Facteurs économiques
Doit-on alors considérer le fascisme comme un label politique ou comme un phénomène historique ? Dans un essai paru en 1934, Le fascisme en tant que mouvement de masse, l’historien matérialiste Arthur Rosenberg penchait pour la seconde option, en invitant à prendre en compte les facteurs économiques pouvant expliquer, à cette période, la montée des fascismes non seulement italien, mais aussi allemand et français. « L’argument [de Rosenberg] est que l’apparition du fascisme n’a rien de fondamentalement nouveau, qu’elle a simplement soudée d’autres courants idéologiques de la fin du XIXe siècle, rapporte le chercheur indien Jairus Banaji pour le compte du média socialiste Jacobin. Selon lui, le fascisme n’était que l’expression la plus moderne des mouvements de masse réactionnaires et anti-libéraux qui avaient émergé en Europe au cours des cinquante années précédentes. »
« La meilleure façon de comprendre la popularité de Trump est de s’intéresser aux changements économiques qui ont eu lieu aux États-Unis depuis les années 1970, dont la plupart sont liés à l’évolution de l’économie mondiale, atteste aujourd’hui John McNeill. En 1970, un citoyen américain avec un faible niveau de diplôme pouvait tout à fait gagner sa vie grâce à des boulots dans les aciéries, les usines automobiles, les mines de charbon ou les fermes. Il pouvait espérer posséder une maison, se marier, former une famille et devenir un membre respecté de sa communauté – même si cela était largement plus difficile pour les hommes afro-américains, par exemple. En quelques décennies, de telles perspectives sont devenues totalement irréalistes. »
Et Rosenberg de souligner, dans son essai vieux de bientôt un siècle, à quel point les autorités étatiques et juridiques de son époque ne proposaient « quasiment aucune solution » pour freiner les activités violentes des milices d’extrême droite surfant sur ce malaise socio-économique. C’est précisément face à cette passivité institutionnelle que l’activiste nord-irlandais Richard Seymour fait aujourd’hui valoir « le besoin urgent » d’un mouvement antifasciste populaire aux États-Unis. Considérant le fascisme trumpiste comme un fascisme « inachevé, expérimental et spéculatif », il redoute précisément une montée en puissance de cette doctrine dans les années à venir. « Ne me faites pas croire que le fascisme ne pourra pas prendre pied dans une société où la gauche est faible depuis des décennies et où le pouls d’une grande partie du mouvement ouvrier bat à peine, écrit Richard Seymour sur le site Patreon. Le fascisme ne se développe jamais en premier lieu parce que la classe capitaliste s’y rallie. Il grandit parce qu’il attire autour de son noyau ceux que [la figure du féminisme socialiste] Clara Zetkin décrit comme “les sans-abri politiques, les déracinés, les démunis et les désillusionnés”. »

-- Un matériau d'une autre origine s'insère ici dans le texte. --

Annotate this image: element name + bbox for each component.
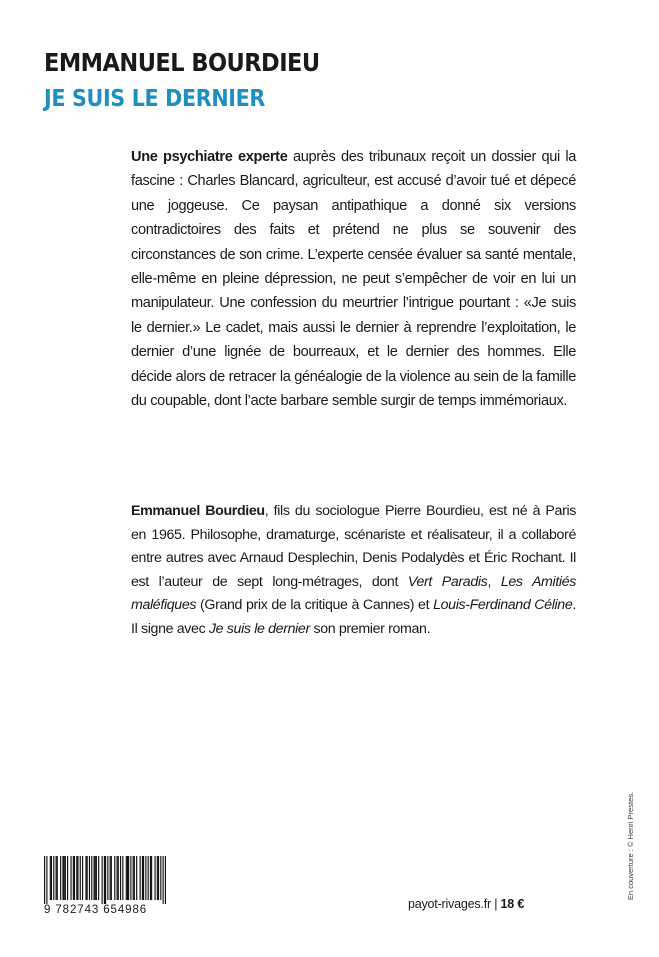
barcode-bar	[70, 856, 71, 900]
barcode-bar	[74, 856, 75, 900]
barcode-bar	[126, 856, 127, 900]
barcode-bar	[143, 856, 144, 900]
barcode-bar	[158, 856, 159, 900]
barcode-bars	[44, 856, 166, 904]
barcode-bar	[163, 856, 164, 904]
bio-film-2: Les Amitiés maléfiques	[131, 573, 577, 614]
bio-film-1: Vert Paradis	[407, 573, 488, 590]
author-name: EMMANUEL BOURDIEU	[44, 48, 320, 77]
barcode-bar	[65, 856, 66, 900]
barcode-bar	[154, 856, 155, 900]
barcode-bar	[157, 856, 158, 900]
barcode-bar	[122, 856, 123, 900]
barcode-bar	[120, 856, 121, 900]
barcode-bar	[73, 856, 74, 900]
barcode-bar	[44, 856, 45, 904]
barcode-bar	[104, 856, 105, 904]
barcode-bar	[91, 856, 92, 900]
barcode-bar	[46, 856, 47, 904]
publisher-price-line	[408, 897, 524, 911]
bio-sep-1: ,	[487, 573, 501, 590]
barcode-bar	[53, 856, 54, 900]
barcode-bar	[151, 856, 152, 900]
barcode-bar	[118, 856, 119, 900]
bio-film-3: Louis-Ferdinand Céline	[433, 597, 573, 614]
barcode-bar	[128, 856, 129, 900]
barcode-bar	[64, 856, 65, 900]
barcode-bar	[130, 856, 131, 900]
barcode-bar	[67, 856, 68, 900]
publisher-site: payot-rivages.fr	[408, 897, 491, 911]
bio-name: Emmanuel Bourdieu	[131, 503, 265, 519]
isbn-digits: 9 782743 654986	[44, 904, 148, 916]
barcode-bar	[145, 856, 146, 900]
barcode-bar	[114, 856, 115, 900]
barcode-bar	[136, 856, 137, 900]
barcode-bar	[76, 856, 77, 900]
barcode-bar	[140, 856, 141, 900]
bio-text-3: . Il signe avec	[131, 597, 576, 637]
barcode-bar	[85, 856, 86, 900]
barcode-bar	[77, 856, 78, 900]
barcode-bar	[82, 856, 83, 900]
barcode-bar	[50, 856, 51, 900]
barcode-bar	[150, 856, 151, 900]
barcode-bar	[165, 856, 166, 904]
bio-text-1: , fils du sociologue Pierre Bourdieu, est né à Paris en 1965. Philosophe, dramaturge, scénariste et réalisateur, il a collaboré entre autres avec Arnaud Desplechin, Denis Podalydès et Éric Rochant. Il est l’auteur de sept long-métrages, dont	[131, 503, 577, 590]
barcode-bar	[142, 856, 143, 900]
barcode-bar	[98, 856, 99, 900]
barcode-bar	[148, 856, 149, 900]
barcode-bar	[57, 856, 58, 900]
barcode-bar	[160, 856, 161, 900]
price: 18 €	[500, 897, 525, 911]
barcode-bar	[133, 856, 134, 900]
barcode-bar	[111, 856, 112, 900]
publisher-separator: |	[490, 897, 501, 911]
barcode-bar	[60, 856, 61, 900]
bio-text-2: (Grand prix de la critique à Cannes) et	[196, 597, 434, 614]
barcode-bar	[96, 856, 97, 900]
barcode-bar	[62, 856, 63, 900]
barcode-bar	[95, 856, 96, 900]
synopsis-body: auprès des tribunaux reçoit un dossier qui la fascine : Charles Blancard, agriculteur, est accusé d’avoir tué et dépecé une joggeuse. Ce paysan antipathique a donné six versions contradictoires des faits et prétend ne plus se souvenir des circonstances de son crime. L’experte censée évaluer sa santé mentale, elle-même en pleine dépression, ne peut s’empêcher de voir en lui un manipulateur. Une confession du meurtrier l’intrigue pourtant : «Je suis le dernier.» Le cadet, mais aussi le dernier à reprendre l’exploitation, le dernier d’une lignée de bourreaux, et le dernier des hommes. Elle décide alors de retracer la généalogie de la violence au sein de la famille du coupable, dont l’acte barbare semble surgir de temps immémoriaux.	[131, 149, 577, 410]
barcode-bar	[127, 856, 128, 900]
barcode-bar	[80, 856, 81, 900]
barcode-bar	[117, 856, 118, 900]
book-title: JE SUIS LE DERNIER	[44, 86, 266, 112]
barcode	[44, 856, 166, 924]
barcode-bar	[51, 856, 52, 900]
bio-novel: Je suis le dernier	[208, 620, 310, 637]
bio-text-4: son premier roman.	[309, 620, 431, 637]
barcode-bar	[102, 856, 103, 904]
cover-credit: En couverture : © Henri Prestes.	[626, 791, 635, 900]
barcode-bar	[87, 856, 88, 900]
barcode-bar	[56, 856, 57, 900]
synopsis-paragraph	[131, 145, 576, 413]
synopsis-lead: Une psychiatre experte	[131, 149, 288, 165]
barcode-bar	[107, 856, 108, 900]
barcode-bar	[110, 856, 111, 900]
barcode-bar	[89, 856, 90, 900]
barcode-bar	[105, 856, 106, 904]
author-bio-paragraph	[131, 500, 576, 642]
barcode-bar	[134, 856, 135, 900]
barcode-bar	[93, 856, 94, 900]
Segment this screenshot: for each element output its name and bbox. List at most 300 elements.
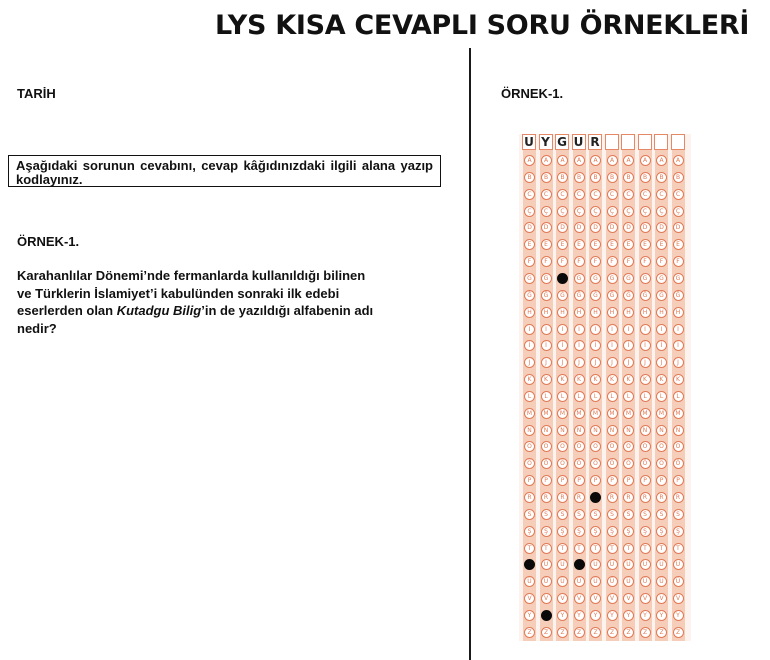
answer-bubble[interactable]: Ç (640, 206, 651, 217)
answer-bubble[interactable]: C (557, 189, 568, 200)
answer-bubble[interactable]: H (590, 307, 601, 318)
answer-bubble[interactable]: S (656, 509, 667, 520)
answer-bubble-filled[interactable]: U (574, 559, 585, 570)
answer-bubble[interactable]: N (640, 425, 651, 436)
answer-bubble[interactable]: V (524, 593, 535, 604)
answer-bubble[interactable]: L (590, 391, 601, 402)
answer-bubble[interactable]: S (524, 509, 535, 520)
answer-bubble[interactable]: R (640, 492, 651, 503)
answer-bubble[interactable]: O (656, 441, 667, 452)
answer-bubble[interactable]: P (574, 475, 585, 486)
answer-bubble[interactable]: Ü (607, 576, 618, 587)
answer-bubble[interactable]: Y (640, 610, 651, 621)
answer-bubble[interactable]: O (590, 441, 601, 452)
answer-bubble[interactable]: Z (590, 627, 601, 638)
answer-bubble[interactable]: E (640, 239, 651, 250)
answer-bubble[interactable]: Z (640, 627, 651, 638)
answer-bubble[interactable]: H (557, 307, 568, 318)
answer-bubble[interactable]: K (656, 374, 667, 385)
answer-bubble[interactable]: J (557, 357, 568, 368)
answer-bubble[interactable]: T (541, 543, 552, 554)
answer-bubble[interactable]: M (590, 408, 601, 419)
answer-bubble[interactable]: L (623, 391, 634, 402)
answer-bubble[interactable]: V (574, 593, 585, 604)
answer-bubble[interactable]: F (640, 256, 651, 267)
answer-bubble[interactable]: J (656, 357, 667, 368)
answer-bubble[interactable]: C (590, 189, 601, 200)
answer-bubble[interactable]: A (656, 155, 667, 166)
answer-bubble[interactable]: Z (607, 627, 618, 638)
answer-bubble[interactable]: E (656, 239, 667, 250)
answer-bubble[interactable]: Ö (574, 458, 585, 469)
answer-bubble[interactable]: M (557, 408, 568, 419)
answer-bubble[interactable]: Z (574, 627, 585, 638)
answer-bubble[interactable]: Ş (524, 526, 535, 537)
answer-bubble[interactable]: F (607, 256, 618, 267)
answer-bubble[interactable]: J (524, 357, 535, 368)
answer-bubble[interactable]: J (623, 357, 634, 368)
answer-bubble[interactable]: Y (557, 610, 568, 621)
answer-letter-box[interactable]: U (572, 134, 586, 150)
answer-bubble[interactable]: D (541, 222, 552, 233)
answer-bubble[interactable]: Ü (541, 576, 552, 587)
answer-letter-box[interactable] (621, 134, 635, 150)
answer-bubble[interactable]: G (607, 273, 618, 284)
answer-bubble[interactable]: R (607, 492, 618, 503)
answer-bubble[interactable]: H (656, 307, 667, 318)
answer-bubble[interactable]: Y (623, 610, 634, 621)
answer-bubble[interactable]: M (524, 408, 535, 419)
answer-bubble[interactable]: Z (656, 627, 667, 638)
answer-bubble[interactable]: İ (557, 340, 568, 351)
answer-bubble[interactable]: Y (607, 610, 618, 621)
answer-bubble[interactable]: C (656, 189, 667, 200)
answer-bubble[interactable]: F (623, 256, 634, 267)
answer-bubble[interactable]: I (574, 324, 585, 335)
answer-bubble-filled[interactable]: R (590, 492, 601, 503)
answer-bubble[interactable]: Ö (656, 458, 667, 469)
answer-bubble[interactable]: Ü (640, 576, 651, 587)
answer-bubble[interactable]: A (557, 155, 568, 166)
answer-bubble[interactable]: B (541, 172, 552, 183)
answer-bubble[interactable]: H (524, 307, 535, 318)
answer-bubble[interactable]: U (590, 559, 601, 570)
answer-bubble[interactable]: I (607, 324, 618, 335)
answer-bubble[interactable]: D (640, 222, 651, 233)
answer-bubble[interactable]: K (541, 374, 552, 385)
answer-bubble[interactable]: E (524, 239, 535, 250)
answer-bubble[interactable]: B (673, 172, 684, 183)
answer-bubble[interactable]: H (623, 307, 634, 318)
answer-bubble[interactable]: Ü (673, 576, 684, 587)
answer-bubble[interactable]: T (607, 543, 618, 554)
answer-bubble[interactable]: I (673, 324, 684, 335)
answer-bubble[interactable]: Ü (590, 576, 601, 587)
answer-bubble[interactable]: U (656, 559, 667, 570)
answer-bubble[interactable]: Ü (557, 576, 568, 587)
answer-bubble[interactable]: L (557, 391, 568, 402)
answer-bubble[interactable]: M (607, 408, 618, 419)
answer-bubble[interactable]: Ş (673, 526, 684, 537)
answer-bubble[interactable]: R (623, 492, 634, 503)
answer-bubble[interactable]: Ü (524, 576, 535, 587)
answer-bubble[interactable]: Ç (524, 206, 535, 217)
answer-bubble[interactable]: L (541, 391, 552, 402)
answer-bubble[interactable]: T (574, 543, 585, 554)
answer-bubble[interactable]: V (590, 593, 601, 604)
answer-bubble[interactable]: C (524, 189, 535, 200)
answer-bubble[interactable]: N (623, 425, 634, 436)
answer-bubble[interactable]: H (640, 307, 651, 318)
answer-bubble[interactable]: V (623, 593, 634, 604)
answer-bubble[interactable]: E (607, 239, 618, 250)
answer-bubble[interactable]: D (574, 222, 585, 233)
answer-bubble[interactable]: Z (524, 627, 535, 638)
answer-bubble[interactable]: S (574, 509, 585, 520)
answer-bubble[interactable]: H (574, 307, 585, 318)
answer-bubble[interactable]: İ (623, 340, 634, 351)
answer-bubble[interactable]: P (524, 475, 535, 486)
answer-bubble[interactable]: E (623, 239, 634, 250)
answer-bubble[interactable]: D (673, 222, 684, 233)
answer-bubble[interactable]: V (557, 593, 568, 604)
answer-bubble[interactable]: U (673, 559, 684, 570)
answer-letter-box[interactable]: G (555, 134, 569, 150)
answer-bubble[interactable]: L (656, 391, 667, 402)
answer-bubble[interactable]: T (557, 543, 568, 554)
answer-bubble[interactable]: İ (607, 340, 618, 351)
answer-bubble[interactable]: T (673, 543, 684, 554)
answer-bubble[interactable]: T (640, 543, 651, 554)
answer-bubble[interactable]: R (656, 492, 667, 503)
answer-bubble[interactable]: F (590, 256, 601, 267)
answer-bubble[interactable]: Y (590, 610, 601, 621)
answer-bubble[interactable]: D (656, 222, 667, 233)
answer-bubble[interactable]: V (673, 593, 684, 604)
answer-bubble[interactable]: Ç (656, 206, 667, 217)
answer-bubble[interactable]: Ğ (590, 290, 601, 301)
answer-letter-box[interactable] (638, 134, 652, 150)
answer-bubble[interactable]: Z (623, 627, 634, 638)
answer-bubble[interactable]: Ğ (656, 290, 667, 301)
answer-bubble[interactable]: S (590, 509, 601, 520)
answer-bubble[interactable]: Ğ (557, 290, 568, 301)
answer-bubble[interactable]: Ş (541, 526, 552, 537)
answer-bubble[interactable]: B (524, 172, 535, 183)
answer-bubble[interactable]: Ş (590, 526, 601, 537)
answer-bubble[interactable]: Ş (557, 526, 568, 537)
answer-bubble[interactable]: C (640, 189, 651, 200)
answer-bubble[interactable]: G (541, 273, 552, 284)
answer-bubble[interactable]: A (590, 155, 601, 166)
answer-bubble[interactable]: Ç (557, 206, 568, 217)
answer-bubble[interactable]: Ç (607, 206, 618, 217)
answer-bubble[interactable]: B (623, 172, 634, 183)
answer-bubble[interactable]: O (541, 441, 552, 452)
answer-bubble[interactable]: F (541, 256, 552, 267)
answer-bubble[interactable]: Ş (623, 526, 634, 537)
answer-bubble[interactable]: İ (524, 340, 535, 351)
answer-bubble[interactable]: N (557, 425, 568, 436)
answer-bubble[interactable]: G (524, 273, 535, 284)
answer-bubble[interactable]: G (574, 273, 585, 284)
answer-bubble[interactable]: Ğ (607, 290, 618, 301)
answer-letter-box[interactable]: R (588, 134, 602, 150)
answer-bubble[interactable]: Ü (574, 576, 585, 587)
answer-bubble[interactable]: Ğ (541, 290, 552, 301)
answer-bubble[interactable]: T (656, 543, 667, 554)
answer-bubble[interactable]: F (574, 256, 585, 267)
answer-bubble[interactable]: İ (574, 340, 585, 351)
answer-letter-box[interactable]: U (522, 134, 536, 150)
answer-bubble[interactable]: E (574, 239, 585, 250)
answer-bubble[interactable]: I (590, 324, 601, 335)
answer-letter-box[interactable]: Y (539, 134, 553, 150)
answer-bubble[interactable]: S (557, 509, 568, 520)
answer-bubble[interactable]: I (640, 324, 651, 335)
answer-bubble[interactable]: Ç (574, 206, 585, 217)
answer-bubble[interactable]: O (640, 441, 651, 452)
answer-bubble[interactable]: Ö (623, 458, 634, 469)
answer-bubble[interactable]: I (656, 324, 667, 335)
answer-bubble[interactable]: A (623, 155, 634, 166)
answer-bubble[interactable]: V (541, 593, 552, 604)
answer-bubble[interactable]: T (623, 543, 634, 554)
answer-bubble[interactable]: N (574, 425, 585, 436)
answer-bubble[interactable]: G (640, 273, 651, 284)
answer-bubble[interactable]: Ü (656, 576, 667, 587)
answer-bubble[interactable]: M (640, 408, 651, 419)
answer-bubble[interactable]: E (590, 239, 601, 250)
answer-bubble[interactable]: J (590, 357, 601, 368)
answer-bubble[interactable]: L (574, 391, 585, 402)
answer-bubble[interactable]: Ğ (640, 290, 651, 301)
answer-bubble[interactable]: I (524, 324, 535, 335)
answer-bubble[interactable]: L (673, 391, 684, 402)
answer-bubble[interactable]: G (673, 273, 684, 284)
answer-bubble[interactable]: Z (541, 627, 552, 638)
answer-bubble[interactable]: S (640, 509, 651, 520)
answer-bubble-filled[interactable]: G (557, 273, 568, 284)
answer-bubble[interactable]: A (640, 155, 651, 166)
answer-bubble[interactable]: F (673, 256, 684, 267)
answer-bubble[interactable]: Ü (623, 576, 634, 587)
answer-bubble[interactable]: Ç (673, 206, 684, 217)
answer-bubble[interactable]: F (557, 256, 568, 267)
answer-bubble[interactable]: K (673, 374, 684, 385)
answer-bubble[interactable]: İ (541, 340, 552, 351)
answer-bubble[interactable]: N (673, 425, 684, 436)
answer-bubble[interactable]: Z (673, 627, 684, 638)
answer-bubble[interactable]: Ş (656, 526, 667, 537)
answer-bubble[interactable]: B (607, 172, 618, 183)
answer-bubble[interactable]: P (640, 475, 651, 486)
answer-bubble[interactable]: N (607, 425, 618, 436)
answer-bubble[interactable]: F (524, 256, 535, 267)
answer-bubble[interactable]: C (623, 189, 634, 200)
answer-bubble[interactable]: L (607, 391, 618, 402)
answer-bubble[interactable]: M (541, 408, 552, 419)
answer-bubble[interactable]: N (524, 425, 535, 436)
answer-bubble[interactable]: K (607, 374, 618, 385)
answer-bubble[interactable]: M (623, 408, 634, 419)
answer-bubble[interactable]: İ (640, 340, 651, 351)
answer-bubble[interactable]: O (574, 441, 585, 452)
answer-bubble[interactable]: S (541, 509, 552, 520)
answer-bubble[interactable]: J (673, 357, 684, 368)
answer-bubble[interactable]: Ş (640, 526, 651, 537)
answer-bubble[interactable]: A (673, 155, 684, 166)
answer-bubble[interactable]: D (524, 222, 535, 233)
answer-bubble[interactable]: P (673, 475, 684, 486)
answer-bubble[interactable]: O (673, 441, 684, 452)
answer-bubble[interactable]: V (640, 593, 651, 604)
answer-bubble[interactable]: Ç (623, 206, 634, 217)
answer-bubble[interactable]: K (640, 374, 651, 385)
answer-bubble[interactable]: İ (656, 340, 667, 351)
answer-bubble[interactable]: N (541, 425, 552, 436)
answer-bubble[interactable]: Ç (541, 206, 552, 217)
answer-bubble[interactable]: O (607, 441, 618, 452)
answer-bubble[interactable]: S (623, 509, 634, 520)
answer-bubble[interactable]: K (590, 374, 601, 385)
answer-bubble[interactable]: U (607, 559, 618, 570)
answer-bubble[interactable]: B (574, 172, 585, 183)
answer-bubble[interactable]: Ö (590, 458, 601, 469)
answer-bubble-filled[interactable]: Y (541, 610, 552, 621)
answer-bubble[interactable]: Ö (524, 458, 535, 469)
answer-bubble[interactable]: A (524, 155, 535, 166)
answer-bubble[interactable]: Y (656, 610, 667, 621)
answer-bubble[interactable]: I (541, 324, 552, 335)
answer-bubble[interactable]: F (656, 256, 667, 267)
answer-bubble[interactable]: P (607, 475, 618, 486)
answer-bubble[interactable]: C (541, 189, 552, 200)
answer-bubble[interactable]: M (574, 408, 585, 419)
answer-bubble[interactable]: Y (524, 610, 535, 621)
answer-bubble[interactable]: E (541, 239, 552, 250)
answer-bubble[interactable]: O (623, 441, 634, 452)
answer-bubble[interactable]: Y (673, 610, 684, 621)
answer-letter-box[interactable] (654, 134, 668, 150)
answer-bubble[interactable]: V (607, 593, 618, 604)
answer-bubble[interactable]: O (557, 441, 568, 452)
answer-bubble[interactable]: Ğ (574, 290, 585, 301)
answer-bubble[interactable]: İ (590, 340, 601, 351)
answer-bubble[interactable]: O (524, 441, 535, 452)
answer-bubble[interactable]: N (590, 425, 601, 436)
answer-bubble[interactable]: K (524, 374, 535, 385)
answer-bubble[interactable]: P (590, 475, 601, 486)
answer-bubble[interactable]: Ğ (524, 290, 535, 301)
answer-bubble[interactable]: R (557, 492, 568, 503)
answer-bubble[interactable]: M (656, 408, 667, 419)
answer-bubble[interactable]: R (541, 492, 552, 503)
answer-bubble[interactable]: I (623, 324, 634, 335)
answer-bubble[interactable]: E (557, 239, 568, 250)
answer-bubble[interactable]: D (623, 222, 634, 233)
answer-bubble[interactable]: P (623, 475, 634, 486)
answer-bubble[interactable]: P (656, 475, 667, 486)
answer-bubble[interactable]: J (541, 357, 552, 368)
answer-bubble[interactable]: C (607, 189, 618, 200)
answer-bubble[interactable]: G (590, 273, 601, 284)
answer-bubble[interactable]: Ç (590, 206, 601, 217)
answer-bubble[interactable]: İ (673, 340, 684, 351)
answer-bubble[interactable]: Ö (673, 458, 684, 469)
answer-bubble[interactable]: B (656, 172, 667, 183)
answer-bubble[interactable]: Ş (574, 526, 585, 537)
answer-bubble[interactable]: U (640, 559, 651, 570)
answer-bubble[interactable]: R (673, 492, 684, 503)
answer-bubble[interactable]: K (574, 374, 585, 385)
answer-bubble[interactable]: H (541, 307, 552, 318)
answer-bubble[interactable]: L (524, 391, 535, 402)
answer-bubble[interactable]: Ş (607, 526, 618, 537)
answer-bubble[interactable]: H (607, 307, 618, 318)
answer-bubble[interactable]: Ğ (623, 290, 634, 301)
answer-bubble[interactable]: T (590, 543, 601, 554)
answer-bubble[interactable]: R (524, 492, 535, 503)
answer-bubble[interactable]: U (557, 559, 568, 570)
answer-bubble[interactable]: Z (557, 627, 568, 638)
answer-bubble[interactable]: V (656, 593, 667, 604)
answer-bubble[interactable]: B (640, 172, 651, 183)
answer-letter-box[interactable] (605, 134, 619, 150)
answer-bubble[interactable]: D (590, 222, 601, 233)
answer-letter-box[interactable] (671, 134, 685, 150)
answer-bubble[interactable]: S (607, 509, 618, 520)
answer-bubble[interactable]: D (557, 222, 568, 233)
answer-bubble[interactable]: Ö (557, 458, 568, 469)
answer-bubble[interactable]: J (640, 357, 651, 368)
answer-bubble[interactable]: J (607, 357, 618, 368)
answer-bubble[interactable]: Ö (541, 458, 552, 469)
answer-bubble[interactable]: A (541, 155, 552, 166)
answer-bubble[interactable]: R (574, 492, 585, 503)
answer-bubble[interactable]: H (673, 307, 684, 318)
answer-bubble[interactable]: G (656, 273, 667, 284)
answer-bubble[interactable]: B (590, 172, 601, 183)
answer-bubble[interactable]: I (557, 324, 568, 335)
answer-bubble[interactable]: Ö (607, 458, 618, 469)
answer-bubble[interactable]: E (673, 239, 684, 250)
answer-bubble[interactable]: C (574, 189, 585, 200)
answer-bubble[interactable]: L (640, 391, 651, 402)
answer-bubble[interactable]: U (541, 559, 552, 570)
answer-bubble[interactable]: S (673, 509, 684, 520)
answer-bubble-filled[interactable]: U (524, 559, 535, 570)
answer-bubble[interactable]: P (557, 475, 568, 486)
answer-bubble[interactable]: B (557, 172, 568, 183)
answer-bubble[interactable]: U (623, 559, 634, 570)
answer-bubble[interactable]: N (656, 425, 667, 436)
answer-bubble[interactable]: D (607, 222, 618, 233)
answer-bubble[interactable]: Y (574, 610, 585, 621)
answer-bubble[interactable]: K (623, 374, 634, 385)
answer-bubble[interactable]: Ğ (673, 290, 684, 301)
answer-bubble[interactable]: J (574, 357, 585, 368)
answer-bubble[interactable]: A (607, 155, 618, 166)
answer-bubble[interactable]: P (541, 475, 552, 486)
answer-bubble[interactable]: T (524, 543, 535, 554)
answer-bubble[interactable]: Ö (640, 458, 651, 469)
answer-bubble[interactable]: C (673, 189, 684, 200)
answer-bubble[interactable]: G (623, 273, 634, 284)
answer-bubble[interactable]: A (574, 155, 585, 166)
answer-bubble[interactable]: M (673, 408, 684, 419)
answer-bubble[interactable]: K (557, 374, 568, 385)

Malgré leurs désaccords théoriques, tous les historiens que nous avons contactés ou cités soulignent ainsi la nécessité de ne pas minimiser la crise politique profonde que traverse la société américaine, à rebours d’une lecture qui ne se focaliserait que sur le mode d’action mobilisé par les partisans de Donald Trump le 6 janvier. Car, comme le rappelle l’historien Andy Liu dans le dernier numéro de la newsletter Time To Say Goodbye, « il n’est pas difficile d’imaginer comment des expressions [neutres] telles que “traîtres”, “insurrectionnistes” ou “assaillants contre la démocratie américaine” pourraient être facilement retournées contre la prochaine vague d’actions Occupy ou Black Lives Matter ».